Я была в числе писателей, художников, артистов, режиссеров, которые подписали письмо-ходатайство об их освобождении («Письмо 62-х»), но увы…
В 1973 году Мария и Андрей Синявский уехали за границу. И я, будучи в Париже, всегда считала необходимым позвонить Маше, встретиться, поговорить. В этот раз, как только я пришла, она буквально с порога, со свойственной ей страстью, экзальтацией начала:
– Скажи, как вы могли дать премию «Триумф» Татьяне Толстой?
– А что случилось? Замечательный писатель, стилист.
– Ну и что?
– Как «ну и что»? – удивилась я. – Ты читала «На золотом крыльце сидели»?
– Ну, посмотрела, может быть, даже и читала. Ну и что? Но как же можно было ей давать премию Березовского, когда она на всех углах со страшной силой поносит Березовского?!
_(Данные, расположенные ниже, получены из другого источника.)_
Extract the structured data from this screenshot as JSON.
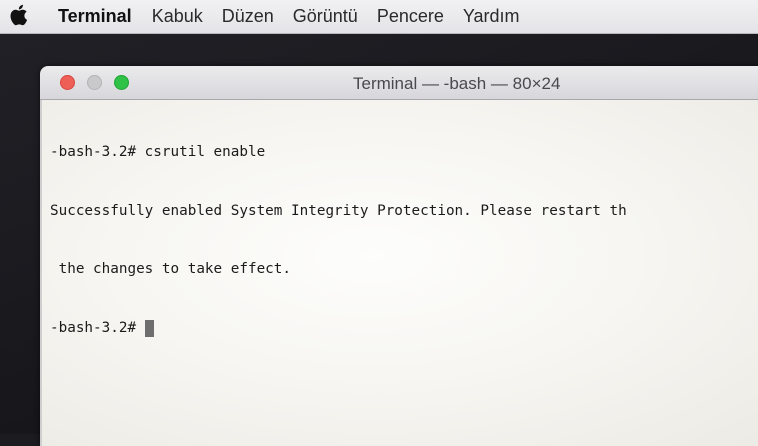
{
  "menubar": {
    "apple_icon": "apple-logo-icon",
    "app_name": "Terminal",
    "items": [
      "Kabuk",
      "Düzen",
      "Görüntü",
      "Pencere",
      "Yardım"
    ]
  },
  "window": {
    "title": "Terminal — -bash — 80×24",
    "traffic_lights": {
      "close_color": "#ee5f57",
      "minimize_color": "#c9c9cc",
      "zoom_color": "#2fc246"
    }
  },
  "terminal": {
    "lines": [
      "-bash-3.2# csrutil enable",
      "Successfully enabled System Integrity Protection. Please restart th",
      " the changes to take effect."
    ],
    "prompt": "-bash-3.2#"
  }
}
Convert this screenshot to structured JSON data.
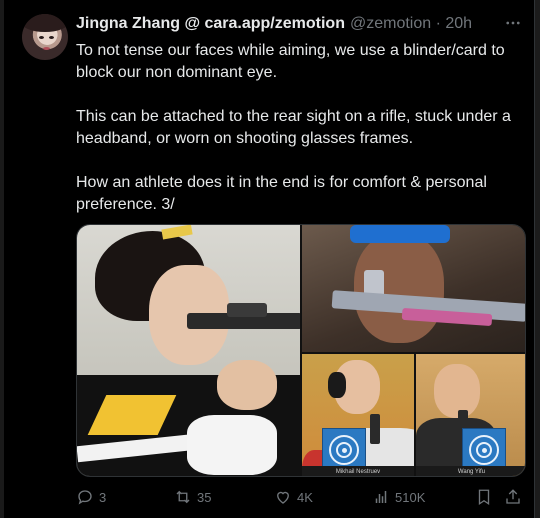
{
  "author": {
    "name": "Jingna Zhang @ cara.app/zemotion",
    "handle": "@zemotion",
    "separator": "·",
    "time": "20h",
    "more_icon": "more-horizontal-icon"
  },
  "post": {
    "paragraphs": [
      "To not tense our faces while aiming, we use a blinder/card to block our non dominant eye.",
      "This can be attached to the rear sight on a rifle, stuck under a headband, or worn on shooting glasses frames.",
      "How an athlete does it in the end is for comfort & personal preference. 3/"
    ]
  },
  "media": {
    "captions": [
      "Mikhail Nestruev",
      "Wang Yifu"
    ]
  },
  "actions": {
    "replies": "3",
    "reposts": "35",
    "likes": "4K",
    "views": "510K"
  },
  "colors": {
    "background": "#000000",
    "text": "#e7e9ea",
    "muted": "#71767b"
  }
}
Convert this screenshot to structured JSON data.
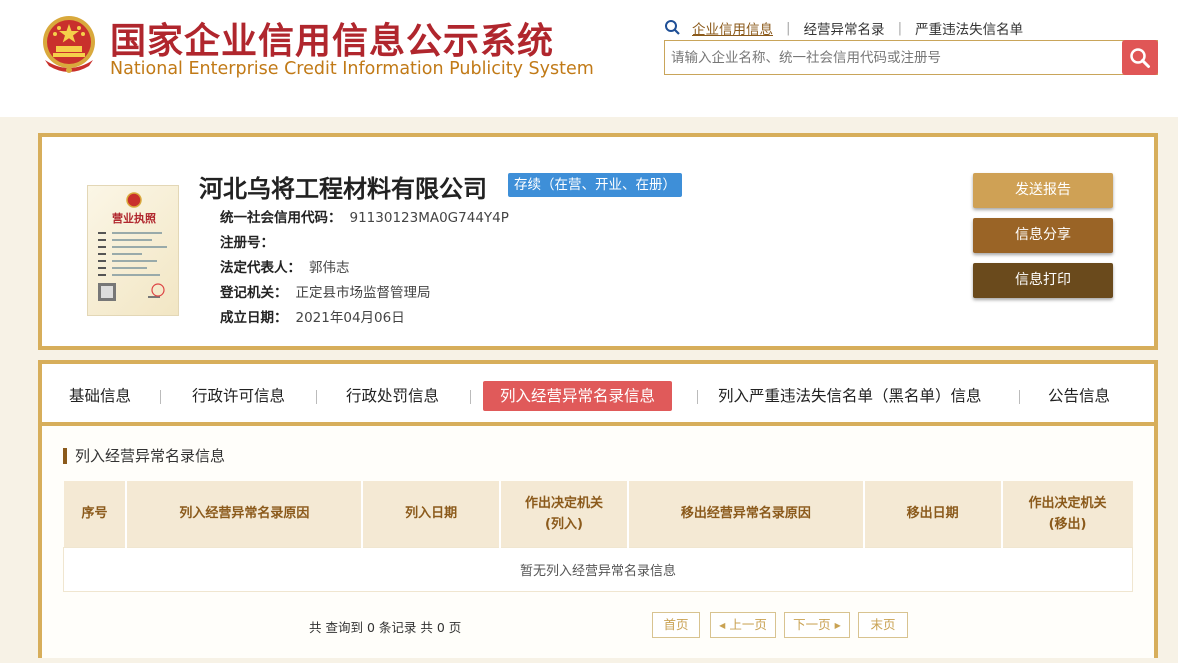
{
  "header": {
    "title_cn": "国家企业信用信息公示系统",
    "title_en": "National Enterprise Credit Information Publicity System",
    "links": [
      "企业信用信息",
      "经营异常名录",
      "严重违法失信名单"
    ],
    "search_placeholder": "请输入企业名称、统一社会信用代码或注册号"
  },
  "company": {
    "name": "河北乌将工程材料有限公司",
    "status": "存续（在营、开业、在册）",
    "license_title": "营业执照",
    "fields": [
      {
        "label": "统一社会信用代码：",
        "value": "91130123MA0G744Y4P"
      },
      {
        "label": "注册号：",
        "value": ""
      },
      {
        "label": "法定代表人：",
        "value": "郭伟志"
      },
      {
        "label": "登记机关：",
        "value": "正定县市场监督管理局"
      },
      {
        "label": "成立日期：",
        "value": "2021年04月06日"
      }
    ],
    "actions": {
      "report": "发送报告",
      "share": "信息分享",
      "print": "信息打印"
    }
  },
  "tabs": [
    "基础信息",
    "行政许可信息",
    "行政处罚信息",
    "列入经营异常名录信息",
    "列入严重违法失信名单（黑名单）信息",
    "公告信息"
  ],
  "active_tab": "列入经营异常名录信息",
  "section": {
    "title": "列入经营异常名录信息",
    "columns": [
      "序号",
      "列入经营异常名录原因",
      "列入日期",
      "作出决定机关\n(列入)",
      "移出经营异常名录原因",
      "移出日期",
      "作出决定机关\n(移出)"
    ],
    "empty_text": "暂无列入经营异常名录信息"
  },
  "pager": {
    "info": "共 查询到 0 条记录 共 0 页",
    "first": "首页",
    "prev": "上一页",
    "next": "下一页",
    "last": "末页"
  },
  "colors": {
    "brand_red": "#b0262d",
    "gold": "#d7ae5b",
    "active_tab": "#e05a5a",
    "status_blue": "#3e8fd8"
  }
}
– Первый раз слышу. Но даже если Березовский это знает, то никак не показал. А в решения жюри он никогда не вмешивается, не судит, не опровергает, вообще никогда ничего не говорит. А только «чудесно» и «потрясающе», и приветствует лауреатов на вручении премий, вот и все.
– Как странно…
– Хорошо, Маша. Значит, на всех углах поносит… Но Таня Толстая могла отказаться от премии. Я не заметила, чтобы она не взяла эти пятьдесят тысяч долларов.
Маша только пожала плечами.
С Татьяной Толстой я съела ну не пуд соли, но, во всяком случае, граммов двести. Понимала, как в ней соседствует потомственная графиня с абсолютно просоветским человеком. Такое есть во многих.
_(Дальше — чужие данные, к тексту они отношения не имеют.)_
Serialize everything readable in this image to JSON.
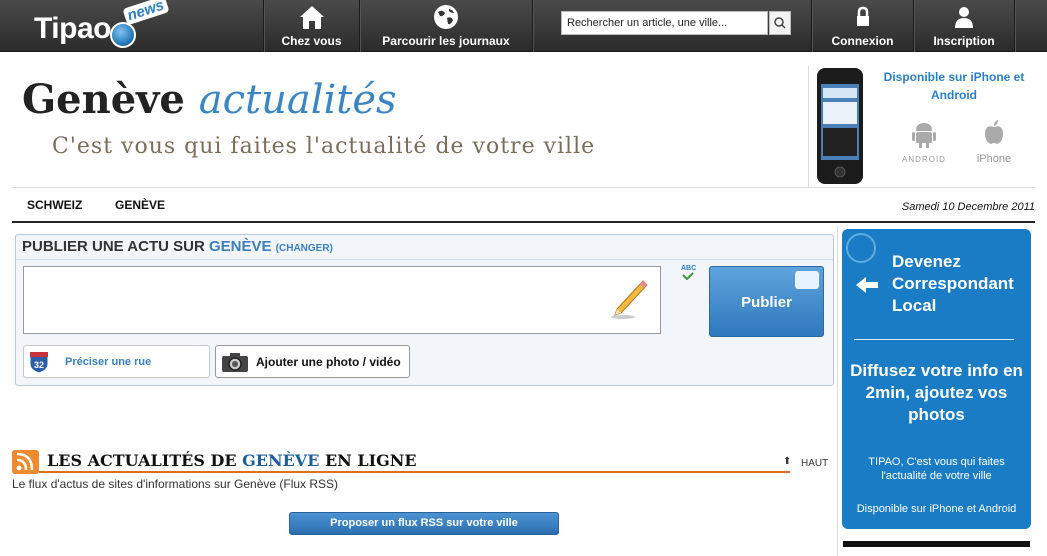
{
  "topbar": {
    "logo_text": "Tipao",
    "logo_badge": "news",
    "nav": [
      {
        "label": "Chez vous",
        "icon": "home-icon"
      },
      {
        "label": "Parcourir les journaux",
        "icon": "globe-icon"
      },
      {
        "label": "Connexion",
        "icon": "lock-icon"
      },
      {
        "label": "Inscription",
        "icon": "user-icon"
      }
    ],
    "search_placeholder": "Rechercher un article, une ville..."
  },
  "header": {
    "title_main": "Genève",
    "title_accent": "actualités",
    "slogan": "C'est vous qui faites l'actualité de votre ville",
    "app_title": "Disponible sur iPhone et Android",
    "android_label": "ANDROID",
    "iphone_label": "iPhone"
  },
  "breadcrumb": {
    "items": [
      "SCHWEIZ",
      "GENÈVE"
    ],
    "date": "Samedi 10 Decembre 2011"
  },
  "publish": {
    "heading_prefix": "PUBLIER UNE ACTU SUR",
    "heading_city": "GENÈVE",
    "heading_change": "(CHANGER)",
    "spellcheck_label": "ABC",
    "publish_label": "Publier",
    "street_label": "Préciser une rue",
    "street_shield_number": "32",
    "photo_label": "Ajouter une photo / vidéo"
  },
  "feed": {
    "title_prefix": "LES ACTUALITÉS DE",
    "title_city": "GENÈVE",
    "title_suffix": "EN LIGNE",
    "top_label": "HAUT",
    "subtitle": "Le flux d'actus de sites d'informations sur Genève (Flux RSS)",
    "propose_label": "Proposer un flux RSS sur votre ville"
  },
  "sidebar": {
    "heading": "Devenez Correspondant Local",
    "main": "Diffusez votre info en 2min, ajoutez vos photos",
    "small": "TIPAO, C'est vous qui faites l'actualité de votre ville",
    "available": "Disponible sur iPhone et Android"
  },
  "colors": {
    "accent_blue": "#3a86c4",
    "promo_blue": "#1a7cc4",
    "rss_orange": "#e0701a",
    "topbar_dark": "#333333"
  }
}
Возьмем тот же Фонд соотечественников в Париже. Люди, которые когда-то были властью ущемлены, теперь становятся абсолютными охранителями. Может, это такая ностальгическая форма, выливающаяся в поощрение всего, что сейчас происходит. Они самые большие патриоты. Даже когда вопиющая несправедливость, они ее оправдывают, объясняют, придают ей положительный смысл. Вот в Тане тоже это есть. Но между личной жизнью, образом жизни, общественно-политическими взглядами и талантом, тем, что создает талантливый человек, пролегает иногда такая пропасть, что это даже не поддается воображению и осмыслению.
В общем, как писал Юрий Олеша, есть список благодеяний и есть список злодеяний.
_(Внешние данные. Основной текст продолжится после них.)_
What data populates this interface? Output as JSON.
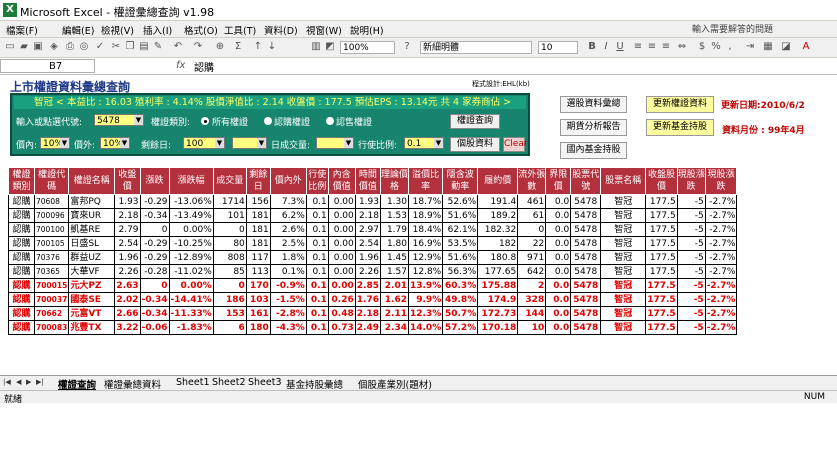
{
  "window": {
    "title": "Microsoft Excel - 權證彙總查詢 v1.98"
  },
  "menu": [
    "檔案(F)",
    "編輯(E)",
    "檢視(V)",
    "插入(I)",
    "格式(O)",
    "工具(T)",
    "資料(D)",
    "視窗(W)",
    "說明(H)"
  ],
  "help_box": "輸入需要解答的問題",
  "toolbar": {
    "zoom": "100%",
    "font_name": "新細明體",
    "font_size": "10"
  },
  "formula_bar": {
    "cell_ref": "B7",
    "fx": "fx",
    "value": "認購"
  },
  "page": {
    "title": "上市權證資料彙總查詢",
    "designer": "程式設計:EHL(kb)",
    "info_strip": "智冠 < 本益比 : 16.03 殖利率 : 4.14% 股價淨值比 : 2.14 收盤價 : 177.5 預估EPS : 13.14元 共 4 家券商佔 >",
    "update_date": "更新日期:2010/6/2",
    "data_month": "資料月份 : 99年4月"
  },
  "panel": {
    "code_label": "輸入或點選代號:",
    "code_value": "5478",
    "type_label": "權證類別:",
    "radio_all": "所有權證",
    "radio_call": "認購權證",
    "radio_put": "認售權證",
    "in_label": "價內:",
    "in_value": "10%",
    "out_label": "價外:",
    "out_value": "10%",
    "days_label": "剩餘日:",
    "days_value": "100",
    "tilde": "~",
    "volume_label": "日成交量:",
    "exercise_label": "行使比例:",
    "exercise_value": "0.1",
    "query_btn": "權證查詢",
    "info_btn": "個股資料",
    "clear_btn": "Clear"
  },
  "right_buttons": {
    "select_summary": "選股資料彙總",
    "futures_report": "期貨分析報告",
    "domestic_fund": "國內基金持股",
    "update_warrant": "更新權證資料",
    "update_fund": "更新基金持股"
  },
  "table": {
    "headers": [
      "權證類別",
      "權證代碼",
      "權證名稱",
      "收盤價",
      "漲跌",
      "漲跌幅",
      "成交量",
      "剩餘日",
      "價內外",
      "行使比例",
      "內含價值",
      "時間價值",
      "理論價格",
      "溢價比率",
      "隱含波動率",
      "履約價",
      "流外張數",
      "界限價",
      "股票代號",
      "股票名稱",
      "收盤股價",
      "現股漲跌",
      "現股漲跌"
    ],
    "rows": [
      [
        "認購",
        "70608",
        "富邦PQ",
        "1.93",
        "-0.29",
        "-13.06%",
        "1714",
        "156",
        "7.3%",
        "0.1",
        "0.00",
        "1.93",
        "1.30",
        "18.7%",
        "52.6%",
        "191.4",
        "461",
        "0.0",
        "5478",
        "智冠",
        "177.5",
        "-5",
        "-2.7%"
      ],
      [
        "認購",
        "700096",
        "寶來UR",
        "2.18",
        "-0.34",
        "-13.49%",
        "101",
        "181",
        "6.2%",
        "0.1",
        "0.00",
        "2.18",
        "1.53",
        "18.9%",
        "51.6%",
        "189.2",
        "61",
        "0.0",
        "5478",
        "智冠",
        "177.5",
        "-5",
        "-2.7%"
      ],
      [
        "認購",
        "700100",
        "凱基RE",
        "2.79",
        "0",
        "0.00%",
        "0",
        "181",
        "2.6%",
        "0.1",
        "0.00",
        "2.97",
        "1.79",
        "18.4%",
        "62.1%",
        "182.32",
        "0",
        "0.0",
        "5478",
        "智冠",
        "177.5",
        "-5",
        "-2.7%"
      ],
      [
        "認購",
        "700105",
        "日盛SL",
        "2.54",
        "-0.29",
        "-10.25%",
        "80",
        "181",
        "2.5%",
        "0.1",
        "0.00",
        "2.54",
        "1.80",
        "16.9%",
        "53.5%",
        "182",
        "22",
        "0.0",
        "5478",
        "智冠",
        "177.5",
        "-5",
        "-2.7%"
      ],
      [
        "認購",
        "70376",
        "群益UZ",
        "1.96",
        "-0.29",
        "-12.89%",
        "808",
        "117",
        "1.8%",
        "0.1",
        "0.00",
        "1.96",
        "1.45",
        "12.9%",
        "51.6%",
        "180.8",
        "971",
        "0.0",
        "5478",
        "智冠",
        "177.5",
        "-5",
        "-2.7%"
      ],
      [
        "認購",
        "70365",
        "大華VF",
        "2.26",
        "-0.28",
        "-11.02%",
        "85",
        "113",
        "0.1%",
        "0.1",
        "0.00",
        "2.26",
        "1.57",
        "12.8%",
        "56.3%",
        "177.65",
        "642",
        "0.0",
        "5478",
        "智冠",
        "177.5",
        "-5",
        "-2.7%"
      ],
      [
        "認購",
        "700015",
        "元大PZ",
        "2.63",
        "0",
        "0.00%",
        "0",
        "170",
        "-0.9%",
        "0.1",
        "0.00",
        "2.85",
        "2.01",
        "13.9%",
        "60.3%",
        "175.88",
        "2",
        "0.0",
        "5478",
        "智冠",
        "177.5",
        "-5",
        "-2.7%"
      ],
      [
        "認購",
        "700037",
        "國泰SE",
        "2.02",
        "-0.34",
        "-14.41%",
        "186",
        "103",
        "-1.5%",
        "0.1",
        "0.26",
        "1.76",
        "1.62",
        "9.9%",
        "49.8%",
        "174.9",
        "328",
        "0.0",
        "5478",
        "智冠",
        "177.5",
        "-5",
        "-2.7%"
      ],
      [
        "認購",
        "70662",
        "元富VT",
        "2.66",
        "-0.34",
        "-11.33%",
        "153",
        "161",
        "-2.8%",
        "0.1",
        "0.48",
        "2.18",
        "2.11",
        "12.3%",
        "50.7%",
        "172.73",
        "144",
        "0.0",
        "5478",
        "智冠",
        "177.5",
        "-5",
        "-2.7%"
      ],
      [
        "認購",
        "700083",
        "兆豐TX",
        "3.22",
        "-0.06",
        "-1.83%",
        "6",
        "180",
        "-4.3%",
        "0.1",
        "0.73",
        "2.49",
        "2.34",
        "14.0%",
        "57.2%",
        "170.18",
        "10",
        "0.0",
        "5478",
        "智冠",
        "177.5",
        "-5",
        "-2.7%"
      ]
    ],
    "red_rows_from": 6
  },
  "sheet_tabs": [
    "權證查詢",
    "權證彙總資料",
    "Sheet1",
    "Sheet2",
    "Sheet3",
    "基金持股彙總",
    "個股產業別(題材)"
  ],
  "status": {
    "left": "就緒",
    "right": "NUM"
  }
}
Были в жизни Бориса поступки, которые нельзя даже нормальными категориями характеризовать, категориями порядочности, интеллигентности, – у него были свои установки. Кстати, внешне при этом вел он себя абсолютно интеллигентно, как говорится, с ног до головы интеллигент. Это шло, наверное, от его мамы, Анны Александровны, мудрого, доброго, деликатного человека. Во многих интервью на вопрос, кого из женщин вы любите, Борис всегда отвечал: единственная женщина, которую он любит, боготворит, главная женщина его жизни – это его мама.